Energia Petrolio, la difficile partita saudita a Doha Nicolò Sartori, Leonardo Giansanti 21/04/2016 |
Il timido ottimismo attorno all’esito del meeting di Doha si è scontrato, domenica pomeriggio, con il cinico realismo della principale potenza del Golfo, l'Arabia Saudita, e del suo storico rivale, l'Iran.
Gli annunci carichi di aspettative dei funzionari dell’Opec - l’organizzazione dei paesi esportatori di petrolio - all'indomani dell'accordo di febbraio tra Arabia Saudita, Russia, Qatar e Venezuela avevano, infatti, fatto pensare ad una revisione dell’intransigente approccio di Riad, spingendo il prezzo del Brent oltre i 40 dollari al barile, dopo il crollo di gennaio sotto la soglia dei 30 dollari.
Il risultato finale degli incontri di Doha suggerisce invece una chiara mancanza di fiducia sia tra paesi Opec e non-Opec (in Qatar erano presenti anche Azerbaijan, Messico, Oman e Russia), sia all'interno dello stesso cartello. In questo contesto, infatti, è molto difficile pensare che un singolo paese - in questo caso l'Arabia Saudita - sia disposto a modellare la propria strategia energetica e a sobbarcarsi una serie di costi extra, in funzione degli interessi di altri paesi concorrenti.
La posizione di Riad
L'Arabia Saudita, va ricordato, avrebbe - come la stragrande maggioranza dei paesi esportatori - un chiaro interesse a incrementare i propri introiti petroliferi grazie all'innalzamento dei prezzi. In primo luogo, ciò permetterebbe di mantenere alti i livelli di spesa pubblica e garantire sia le tradizionali forme di sussidio socio-economico riservate alla popolazione, sia il funzionamento del massiccio apparato militare e di polizia. In seconda battuta, esso renderebbe possibile continuare a drenare miliardi di petrodollari verso i propri alleati internazionali - statuali e non - sparsi in tutto il mondo.
Ma, oltre a questo, la verità è che la petromonarchia wahabbita teme che un suo approccio compromissorio sui tagli alla produzione potrebbe non risultare necessariamente in un aumento delle entrate petrolifere ma altresì portare alla perdita di quote di mercato, favorendo pratiche di free riding da parte di competitor Opec e non, così soprattutto spianando la strada al rilancio economico (e potenzialmente anche politico) del suo principale rivale regionale, l’Iran.

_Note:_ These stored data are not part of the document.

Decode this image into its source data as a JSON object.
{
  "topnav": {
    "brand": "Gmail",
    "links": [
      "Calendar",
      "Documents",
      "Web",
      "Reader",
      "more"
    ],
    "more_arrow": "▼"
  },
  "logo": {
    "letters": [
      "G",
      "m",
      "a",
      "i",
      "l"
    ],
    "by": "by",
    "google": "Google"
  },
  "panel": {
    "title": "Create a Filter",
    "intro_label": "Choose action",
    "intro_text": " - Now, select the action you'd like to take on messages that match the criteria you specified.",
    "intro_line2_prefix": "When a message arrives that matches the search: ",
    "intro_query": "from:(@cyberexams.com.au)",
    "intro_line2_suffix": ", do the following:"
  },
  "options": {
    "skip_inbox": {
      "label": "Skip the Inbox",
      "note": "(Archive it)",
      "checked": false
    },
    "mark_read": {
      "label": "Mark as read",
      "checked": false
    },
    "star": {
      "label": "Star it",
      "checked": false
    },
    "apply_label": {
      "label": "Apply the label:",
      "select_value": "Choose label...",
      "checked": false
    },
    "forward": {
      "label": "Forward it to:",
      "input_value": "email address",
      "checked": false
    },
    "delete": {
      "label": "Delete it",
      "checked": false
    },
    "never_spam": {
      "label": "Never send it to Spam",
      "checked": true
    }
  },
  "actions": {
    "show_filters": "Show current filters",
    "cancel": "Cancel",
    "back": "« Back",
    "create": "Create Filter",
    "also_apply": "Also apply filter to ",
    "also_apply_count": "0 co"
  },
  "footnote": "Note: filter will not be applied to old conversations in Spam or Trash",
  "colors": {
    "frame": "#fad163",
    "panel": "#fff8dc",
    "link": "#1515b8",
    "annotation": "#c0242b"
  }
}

In passato, il regime saudita è rimasto scottato da dinamiche simili, come durante lo shock petrolifero degli anni ’80, quando il re Saud avallò l'abbattimento dei livelli produttivi in concerto con gli altri paesi Opec, che tuttavia non rispettarono l’accordo facendo crollare il prezzo a 10 dollari al barile e costringendo l'Arabia Saudita a inondare il mercato del suo petrolio.
Dinamiche simili si sono verificate nel 2001 quando paesi non-Opec come Russia, Messico, Oman, Angola e Norvegia promisero una riduzione complessiva della produzione, ma nel giro di pochi mesi Mosca si trovò ad aver aumentato in modo sostanziale il proprio output.
Il nodo Iran
Alla luce di questi ragionamenti, come emerso a Doha, la monarchia saudita subordina il congelamento dei livelli produttivi al coinvolgimento dell'Iran in un eventuale accordo. Il recupero della legittimità internazionale da parte dell'Iran rappresenta una chiara minaccia strategica per Riad e per il suo status di potenza regionale nel Golfo Persico. Il successo dei negoziati sul nucleare e l'alleviamento delle sanzioni internazionali permettono al regime degli ayatollah di giocare un ruolo di primo piano sui mercati internazionali, con un effetto destabilizzante anche all'interno dell'Opec.
Come dimostrato dall’esito del vertice in Qatar, Teheran - che non ha alcuna intenzione di limitare la ripresa del proprio settore petrolifero, rivendicando anzi il diritto a tornare a livelli di produzione pre-sanzioni - appare sempre più in grado di incrinare i già deboli meccanismi di coordinamento in seno all'organizzazione, mettendo in luce le difficoltà della leadership saudita a guidare il gruppo dei paesi produttori.
Di fatto, l’atteggiamento intransigente dei sauditi durante il vertice straordinario, poiché la posizione iraniana sul proprio contributo al congelamento della produzione era chiara da tempo, ha alimentato il disappunto dei partecipanti, inclusi gli alleati più stretti di Riad nella regione.
L’impatto della sfida con Teheran
È evidente come al fallimento dei negoziati di Doha seguirà inevitabilmente un ulteriore drenaggio di risorse finanziarie per i paesi produttori, i quali hanno avviato quasi all’unanimità forme più o meno strutturate di revisione della spesa pubblica e delle politiche fiscali nazionali.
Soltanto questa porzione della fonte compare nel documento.